Hoe zit het met de permits ?

Na de aardbeving van juni 2015 heeft de overheid om veiligheidsredenen beslist om het aantal permits drastisch te verminderen. Er worden per dag slechts 135 permits afgeleverd. De beklimming is zeer populair waardoor geadviseerd wordt om 3 tot 6 maanden voorafgaand aan de beklimming al te boeken om zeker te zijn van een plek.
Check grondig de stand van zaken op de officiële Kinabalu site want de dingen kunnen onverwachts wijzigen.
Op deze site vind je het antwoord op talloze vragen : www.mountkinabalu.com
Bekijk ook zeker de gedetailleerde FAQ.  Bijna elk onderwerp komt aan bod zodat je niet voor verrassingen komt te staan.

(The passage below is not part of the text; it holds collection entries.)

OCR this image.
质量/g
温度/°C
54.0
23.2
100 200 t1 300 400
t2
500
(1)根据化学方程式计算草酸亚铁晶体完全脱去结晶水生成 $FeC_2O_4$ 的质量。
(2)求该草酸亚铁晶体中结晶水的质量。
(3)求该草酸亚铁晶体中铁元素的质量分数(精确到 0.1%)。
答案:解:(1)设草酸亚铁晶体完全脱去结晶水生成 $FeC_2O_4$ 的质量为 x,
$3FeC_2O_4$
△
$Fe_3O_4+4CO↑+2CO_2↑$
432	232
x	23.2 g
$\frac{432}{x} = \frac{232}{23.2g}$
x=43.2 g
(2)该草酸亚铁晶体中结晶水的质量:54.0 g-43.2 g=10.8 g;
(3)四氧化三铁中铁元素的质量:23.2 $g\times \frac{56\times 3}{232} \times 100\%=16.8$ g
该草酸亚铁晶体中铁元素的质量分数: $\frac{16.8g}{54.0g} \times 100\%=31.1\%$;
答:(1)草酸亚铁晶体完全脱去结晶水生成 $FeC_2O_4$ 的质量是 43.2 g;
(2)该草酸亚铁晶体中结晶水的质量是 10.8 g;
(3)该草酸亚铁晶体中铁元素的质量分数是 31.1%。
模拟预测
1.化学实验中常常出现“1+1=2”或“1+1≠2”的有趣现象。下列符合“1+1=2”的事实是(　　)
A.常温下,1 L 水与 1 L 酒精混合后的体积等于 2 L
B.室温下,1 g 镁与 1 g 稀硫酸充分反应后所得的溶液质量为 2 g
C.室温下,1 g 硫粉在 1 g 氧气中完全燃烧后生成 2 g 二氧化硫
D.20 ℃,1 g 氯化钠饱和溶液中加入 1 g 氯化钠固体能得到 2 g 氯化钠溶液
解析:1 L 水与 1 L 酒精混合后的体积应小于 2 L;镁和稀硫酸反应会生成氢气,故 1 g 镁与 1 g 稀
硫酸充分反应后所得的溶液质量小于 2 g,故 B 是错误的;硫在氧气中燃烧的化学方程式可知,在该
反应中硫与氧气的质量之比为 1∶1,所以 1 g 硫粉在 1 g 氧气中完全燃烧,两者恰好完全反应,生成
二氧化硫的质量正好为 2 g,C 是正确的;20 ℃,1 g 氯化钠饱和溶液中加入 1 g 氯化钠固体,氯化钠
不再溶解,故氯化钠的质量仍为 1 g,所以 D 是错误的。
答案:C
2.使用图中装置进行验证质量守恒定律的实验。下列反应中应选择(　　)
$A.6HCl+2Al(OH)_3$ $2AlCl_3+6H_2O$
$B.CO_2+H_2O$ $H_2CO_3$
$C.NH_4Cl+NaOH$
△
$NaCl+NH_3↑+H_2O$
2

Er zijn verschillende formules mogelijk die starten vanaf een goede 280 euro, alles inbegrepen. Op de hierboven vermelde site vind je alle mogelijke formules met hun prijzen en je kan er ook meteen veilig en doeltreffend boeken.
Let goed op waar je boekt want er blijken heel wat frauduleuze sites actief die valse permits afleveren.

Verloop van de klim

Je kan kiezen tussen twee trails :

  • Summit trail : populairst omwille van de kortere afstand tot de top.
  • Mesilau trail : zwaardere route met meer dramatiek in de landschappen en waarbij ook riviertjes moeten doorgewaad worden. Ideaal voor de echte natuurliefhebber.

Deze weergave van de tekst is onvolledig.